Die EG-Umgebungslärmrichtlinie erfasst die wichtigsten Lärmquellen, zu
welchen auch die Großflughäfen zählen. Im Zuge der Lärmaktionsplanung
im Flughafenumland, die unter Beteiligung
der Öffentlichkeit bis Ende 2008 erstmals durchgeführt und anschließend
regelmäßig überprüft werden soll, dürfte der aktive Schallschutz
voraussichtlich breiteren Raum einnehmen. Mit der Novelle des FluLärmG sind
auch hierfür insoweit Schutzziele festgelegt worden, als die Grenzwerte des
FluLärmG bei der Lärmaktionsplanung zu beachten sind. Der Petitionsausschuss
vermag indes keine Anhaltspunkte dafür zu erkennen, dass dem aktiven Fluglärmschutz
stets der Vorrang vor dem passiven Fluglärmschutz eingeräumt werden sollte.
Vielmehr müssen die zuständigen Behörden bei der Ausübung des ihr
zustehenden Ermessens eine Abwägung vornehmen, aus welcher sich im Einzelfall
ergeben kann, dass aktiver oder passiver Fluglärmschutz Ziel führend ist
(vgl. hierzu auch die Entscheidungen des Bundesverwaltungsgerichts vom 29.
Januar 1991 – Az.: 4 C 51.89, vom 31. Juli 2003 – Az.: 4 B 61.03 sowie vom
18.
August 2005 – Az.: 4 B 19.05). Im
Hinblick auf den passiven Lärmschutz ist der Gesetzgeber durch die
Neuregelung des FluLärmG tätig geworden.
Soweit Änderungen des LuftVG betroffen sind, hält der
Petitionsausschuss die Petition für geeignet, im Rahmen etwaiger künftiger
Gesetzesinitiativen Berücksichtigung zu finden.

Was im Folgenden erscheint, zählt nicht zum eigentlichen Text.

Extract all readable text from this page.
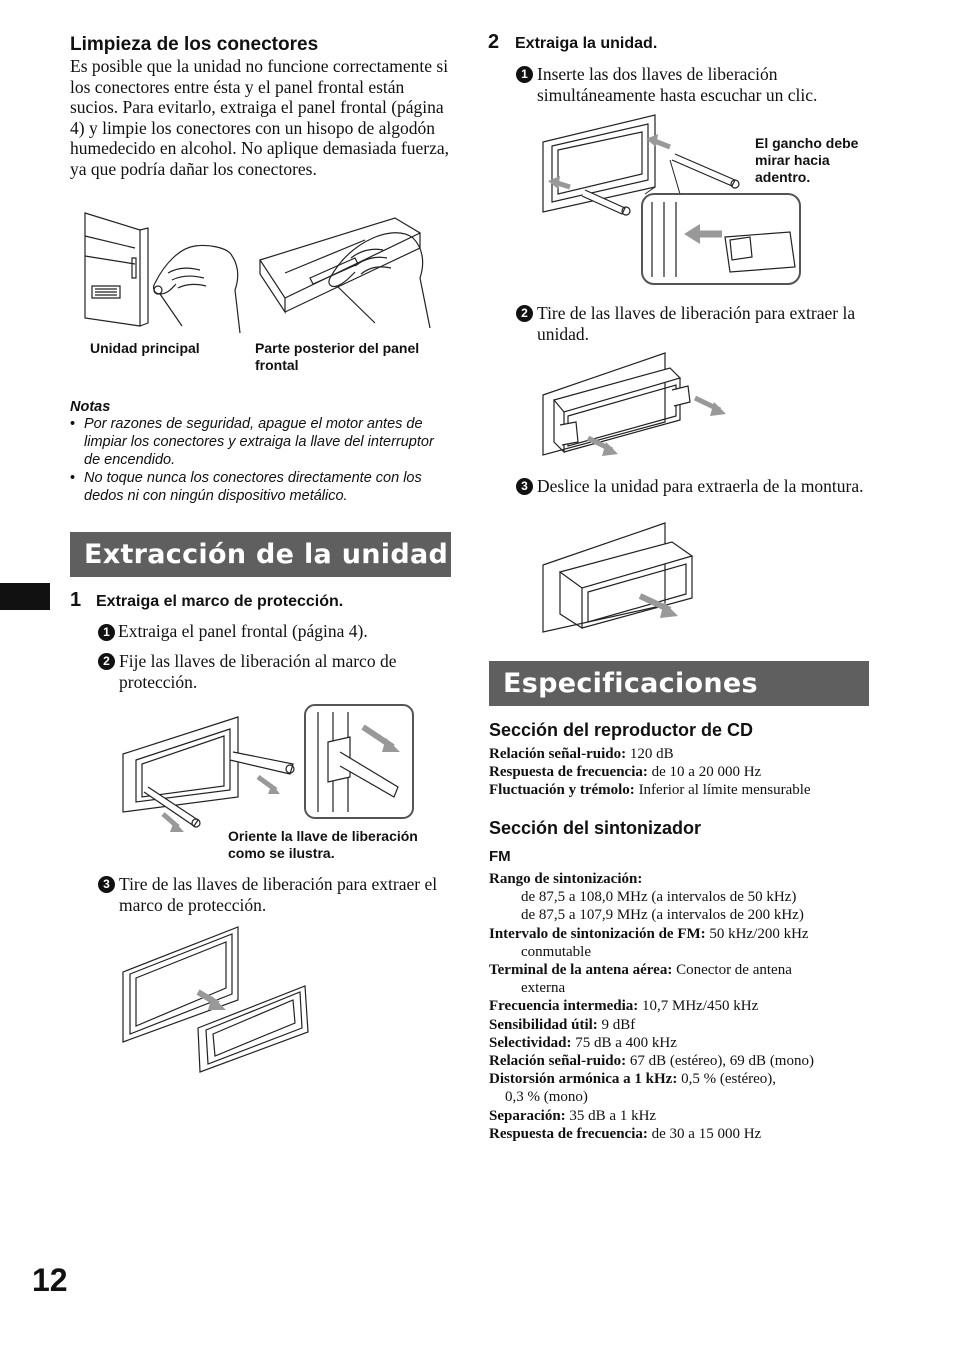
Limpieza de los conectores
Es posible que la unidad no funcione correctamente si los conectores entre ésta y el panel frontal están sucios. Para evitarlo, extraiga el panel frontal (página 4) y limpie los conectores con un hisopo de algodón humedecido en alcohol. No aplique demasiada fuerza, ya que podría dañar los conectores.
Unidad principal	Parte posterior del panel frontal
Notas
• Por razones de seguridad, apague el motor antes de limpiar los conectores y extraiga la llave del interruptor de encendido.
• No toque nunca los conectores directamente con los dedos ni con ningún dispositivo metálico.
Extracción de la unidad
1 Extraiga el marco de protección.
1 Extraiga el panel frontal (página 4).
2 Fije las llaves de liberación al marco de protección.
Oriente la llave de liberación como se ilustra.
3 Tire de las llaves de liberación para extraer el marco de protección.
2 Extraiga la unidad.
1 Inserte las dos llaves de liberación simultáneamente hasta escuchar un clic.
El gancho debe mirar hacia adentro.
2 Tire de las llaves de liberación para extraer la unidad.
3 Deslice la unidad para extraerla de la montura.
Especificaciones
Sección del reproductor de CD
Relación señal-ruido: 120 dB
Respuesta de frecuencia: de 10 a 20 000 Hz
Fluctuación y trémolo: Inferior al límite mensurable
Sección del sintonizador
FM
Rango de sintonización:
de 87,5 a 108,0 MHz (a intervalos de 50 kHz)
de 87,5 a 107,9 MHz (a intervalos de 200 kHz)
Intervalo de sintonización de FM: 50 kHz/200 kHz
conmutable
Terminal de la antena aérea: Conector de antena
externa
Frecuencia intermedia: 10,7 MHz/450 kHz
Sensibilidad útil: 9 dBf
Selectividad: 75 dB a 400 kHz
Relación señal-ruido: 67 dB (estéreo), 69 dB (mono)
Distorsión armónica a 1 kHz: 0,5 % (estéreo),
0,3 % (mono)
Separación: 35 dB a 1 kHz
Respuesta de frecuencia: de 30 a 15 000 Hz
12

Er empfiehlt daher, die Petition der Bundesregierung – dem Bundesministerium
für Verkehr, Bau und Stadtentwicklung – als Material zu überweisen und sie
den Fraktionen des Deutschen Bundestages zur Kenntnis zu geben, soweit es um
das Luftverkehrsgesetz geht und das Petitionsverfahren im Übrigen abzuschließen.
Der Antrag der Fraktionen DIE LINKE. und von BÜNDNIS 90/DIE GRÜNEN, die
Petition der Bundesregierung – dem Bundesministerium für Umwelt,
Naturschutz und Reaktorsicherheit
und dem Bundesministerium für Verkehr, Bau und Stadtentwicklung – zur Erwägung
zu überweisen und sie den Fraktionen des Deutschen
Bundestages zur Kenntnis zu geben, ist mehrheitlich abgelehnt worden.